“Sex is a key to enter a spirit....Sex is like a dream when you are awake; I think dreams are collective. Some parts do not belong to yourself.”
The quote is by author Haruki Murakami from an interview he gave a few years ago. I've started this entry with it because there is something compelling in his words, which draw me deeper into some place I cannot name.
That place is where I find myself located now as I struggle to keep with the word count for the National Novel Writing Month. My original idea was to write about something apocalyptic, something about social structures breaking down and the discovery of a hidden species who live in a parallel world to our own (not another dimension, but another habitat niche that currently exists on this one). The idea has since been dominated by a cast of three central characters who are bound together by family and by perception. I am no longer sure where it is heading because the story now seems to be erupting from a part that does not belong to myself. Perhaps I have entered some kind of collective dream?
The act of writing certainly connects me with my life force and with what I essentially believe (as opposed to what I think I ought to believe). My manuscript, however, is not any suitable narrative form. It begins and trails off in diffuse directions. There are too many ideas, too many layers, and all I can do is type out my character's thoughts and attempt to capture a sliver of their inner lives.

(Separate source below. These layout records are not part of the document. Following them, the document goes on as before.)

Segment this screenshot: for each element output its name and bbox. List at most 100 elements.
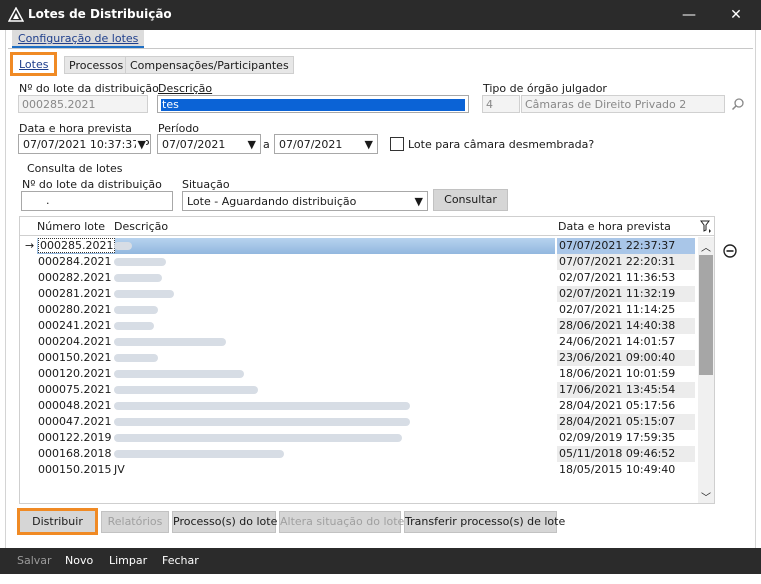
- cell-data: 18/06/2021 10:01:59: [559, 367, 676, 380]
- situacao-select[interactable]: Lote - Aguardando distribuição ▼: [182, 191, 428, 211]
- cell-numero: 000122.2019: [38, 431, 112, 444]
- salvar-button[interactable]: Salvar: [17, 554, 52, 567]
- camara-desmembrada-checkbox[interactable]: [390, 137, 404, 151]
- descricao-label: Descrição: [158, 82, 213, 95]
- cell-numero: 000168.2018: [38, 447, 112, 460]
- redacted-description: [114, 402, 410, 410]
- redacted-description: [114, 242, 132, 250]
- lotes-grid: Número lote Descrição Data e hora previs…: [19, 216, 715, 504]
- grid-scrollbar[interactable]: ︿ ﹀: [698, 237, 714, 503]
- cell-numero: 000047.2021: [38, 415, 112, 428]
- bottom-toolbar: Salvar Novo Limpar Fechar: [0, 548, 761, 574]
- table-row[interactable]: 000150.2015 JV 18/05/2015 10:49:40: [20, 462, 696, 478]
- scroll-down-icon[interactable]: ﹀: [698, 489, 714, 503]
- scrollbar-thumb[interactable]: [699, 255, 713, 375]
- table-row[interactable]: 000122.2019 02/09/2019 17:59:35: [20, 430, 696, 446]
- table-row[interactable]: 000204.2021 24/06/2021 14:01:57: [20, 334, 696, 350]
- remove-circle-icon[interactable]: [723, 244, 737, 258]
- cell-numero: 000241.2021: [38, 319, 112, 332]
- table-row[interactable]: 000282.2021 02/07/2021 11:36:53: [20, 270, 696, 286]
- lote-field[interactable]: 000285.2021: [18, 95, 148, 113]
- table-row[interactable]: 000047.2021 28/04/2021 05:15:07: [20, 414, 696, 430]
- cell-data: 05/11/2018 09:46:52: [557, 446, 695, 462]
- cell-numero: 000282.2021: [38, 271, 112, 284]
- consultar-button[interactable]: Consultar: [433, 189, 508, 211]
- chevron-down-icon: ▼: [414, 195, 423, 208]
- cell-data: 02/09/2019 17:59:35: [559, 431, 676, 444]
- tipo-code-field[interactable]: 4: [482, 95, 520, 113]
- redacted-description: [114, 370, 244, 378]
- consulta-group-label: Consulta de lotes: [27, 162, 123, 175]
- table-row[interactable]: 000168.2018 05/11/2018 09:46:52: [20, 446, 696, 462]
- cell-data: 24/06/2021 14:01:57: [559, 335, 676, 348]
- descricao-input[interactable]: tes: [157, 95, 469, 113]
- table-row[interactable]: 000150.2021 23/06/2021 09:00:40: [20, 350, 696, 366]
- tipo-label: Tipo de órgão julgador: [483, 82, 607, 95]
- novo-button[interactable]: Novo: [65, 554, 93, 567]
- transferir-processos-button[interactable]: Transferir processo(s) de lote: [404, 511, 565, 533]
- subtab-processos[interactable]: Processos: [64, 56, 129, 74]
- cell-data: 28/04/2021 05:17:56: [559, 399, 676, 412]
- periodo-to-picker[interactable]: 07/07/2021 ▼: [274, 134, 378, 154]
- cell-numero: 000204.2021: [38, 335, 112, 348]
- window-bottom-border: [0, 574, 761, 584]
- cell-data: 02/07/2021 11:32:19: [557, 286, 695, 302]
- tab-configuracao-lotes[interactable]: Configuração de lotes: [12, 30, 145, 48]
- table-row[interactable]: 000075.2021 17/06/2021 13:45:54: [20, 382, 696, 398]
- subtab-lotes[interactable]: Lotes: [10, 52, 58, 76]
- table-row[interactable]: 000280.2021 02/07/2021 11:14:25: [20, 302, 696, 318]
- redacted-description: [114, 290, 174, 298]
- chevron-down-icon: ▼: [247, 138, 256, 151]
- table-row[interactable]: 000120.2021 18/06/2021 10:01:59: [20, 366, 696, 382]
- title-bar: Lotes de Distribuição — ✕: [0, 0, 761, 30]
- cell-numero: 000284.2021: [38, 255, 112, 268]
- col-header-data[interactable]: Data e hora prevista: [558, 220, 671, 233]
- subtab-compensacoes[interactable]: Compensações/Participantes: [125, 56, 294, 74]
- table-row[interactable]: → 000285.2021 07/07/2021 22:37:37: [20, 238, 696, 254]
- scroll-up-icon[interactable]: ︿: [698, 239, 714, 254]
- table-row[interactable]: 000284.2021 07/07/2021 22:20:31: [20, 254, 696, 270]
- fechar-button[interactable]: Fechar: [162, 554, 199, 567]
- tipo-value-field[interactable]: Câmaras de Direito Privado 2: [521, 95, 725, 113]
- descricao-selected-text: tes: [161, 99, 465, 111]
- grid-header: Número lote Descrição Data e hora previs…: [20, 217, 714, 236]
- search-icon[interactable]: [731, 97, 745, 111]
- processos-lote-button[interactable]: Processo(s) do lote: [172, 511, 277, 533]
- data-hora-picker[interactable]: 07/07/2021 10:37:37 PM ▼: [18, 134, 151, 154]
- periodo-from-picker[interactable]: 07/07/2021 ▼: [157, 134, 261, 154]
- table-row[interactable]: 000048.2021 28/04/2021 05:17:56: [20, 398, 696, 414]
- cell-data: 02/07/2021 11:36:53: [559, 271, 676, 284]
- filter-icon[interactable]: [700, 220, 712, 233]
- redacted-description: [114, 418, 410, 426]
- cell-data: 18/05/2015 10:49:40: [559, 463, 676, 476]
- tab-divider: [8, 48, 753, 49]
- consulta-lote-label: Nº do lote da distribuição: [22, 178, 162, 191]
- minimize-button[interactable]: —: [672, 3, 706, 27]
- table-row[interactable]: 000241.2021 28/06/2021 14:40:38: [20, 318, 696, 334]
- col-header-numero[interactable]: Número lote: [37, 220, 105, 233]
- window-title: Lotes de Distribuição: [28, 7, 172, 21]
- redacted-description: [114, 306, 158, 314]
- consulta-lote-input[interactable]: .: [21, 191, 173, 211]
- limpar-button[interactable]: Limpar: [109, 554, 147, 567]
- situacao-label: Situação: [182, 178, 230, 191]
- periodo-to-value: 07/07/2021: [279, 138, 343, 151]
- cell-data: 23/06/2021 09:00:40: [557, 350, 695, 366]
- cell-data: 28/06/2021 14:40:38: [557, 318, 695, 334]
- distribuir-button[interactable]: Distribuir: [17, 508, 98, 535]
- relatorios-button[interactable]: Relatórios: [101, 511, 169, 533]
- redacted-description: [114, 450, 284, 458]
- altera-situacao-button[interactable]: Altera situação do lote: [279, 511, 404, 533]
- cell-descricao: JV: [114, 463, 125, 476]
- close-button[interactable]: ✕: [719, 3, 753, 27]
- row-indicator-arrow-icon: →: [25, 239, 35, 252]
- cell-data: 02/07/2021 11:14:25: [559, 303, 676, 316]
- table-row[interactable]: 000281.2021 02/07/2021 11:32:19: [20, 286, 696, 302]
- data-hora-value: 07/07/2021 10:37:37 PM: [23, 138, 151, 151]
- camara-desmembrada-label: Lote para câmara desmembrada?: [408, 138, 595, 151]
- cell-data: 07/07/2021 22:20:31: [557, 254, 695, 270]
- col-header-descricao[interactable]: Descrição: [114, 220, 168, 233]
- redacted-description: [114, 322, 154, 330]
- cell-numero: 000150.2021: [38, 351, 112, 364]
- cell-numero: 000280.2021: [38, 303, 112, 316]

But I like the idea of dream time, where all times lines converge and linear time holds no dominion. There all minds can submerge in universal symbols. Of course, there are many who think the idea of some kind of collective unconscious plane is sheer bullshit and should be relegated to the realm of the esoteric. I'm thinking of Sam Harris and his excellent (but weighty) book 'The End of Faith', where he includes Jungian psychology in this category. I'm not so sure Harris' assessment is fair. I think we need some model to explain the creative realm of that exists on the shores of our mysterious psyches. I like to believe that there is still room for the unexplained and perhaps unexplainable. I have to admit, though, that the skeptic in me has serious problems with the idea of surrender. I refer to the surrender to the creative process and the trust required when you happen to be right brained creator like me who can only follow their characters and images into the dark to get a sense of the shape of the story, and not the other way around.
The romantic in me likes to think of these depths as the realms of poets and great artists. Whenever I'm in this frame of mind, I like to believe that we are all deeply connected to realms we can no longer perceive. Our senses have been civlized into obedience. The wildness has been disciplined out of us. There have been so many artistic movements that realized this and tried to break through the patina of the civlized.
In my freewheeling jam here, I question what it means to be civilized. So much horror has been created in the real world in the name of civilization, but I diverge from the point. The point being that perhaps we all are connected in a deeper sense, much like the buddhists believe. We are all part of the net of life. Art, then, is part of this collective dream.
Metafiction attempts, perhaps, to illustrate this point in another way by revealing the artifice of art, but also the interaction of art with life and life with art.
After all, where on earth do characters come from?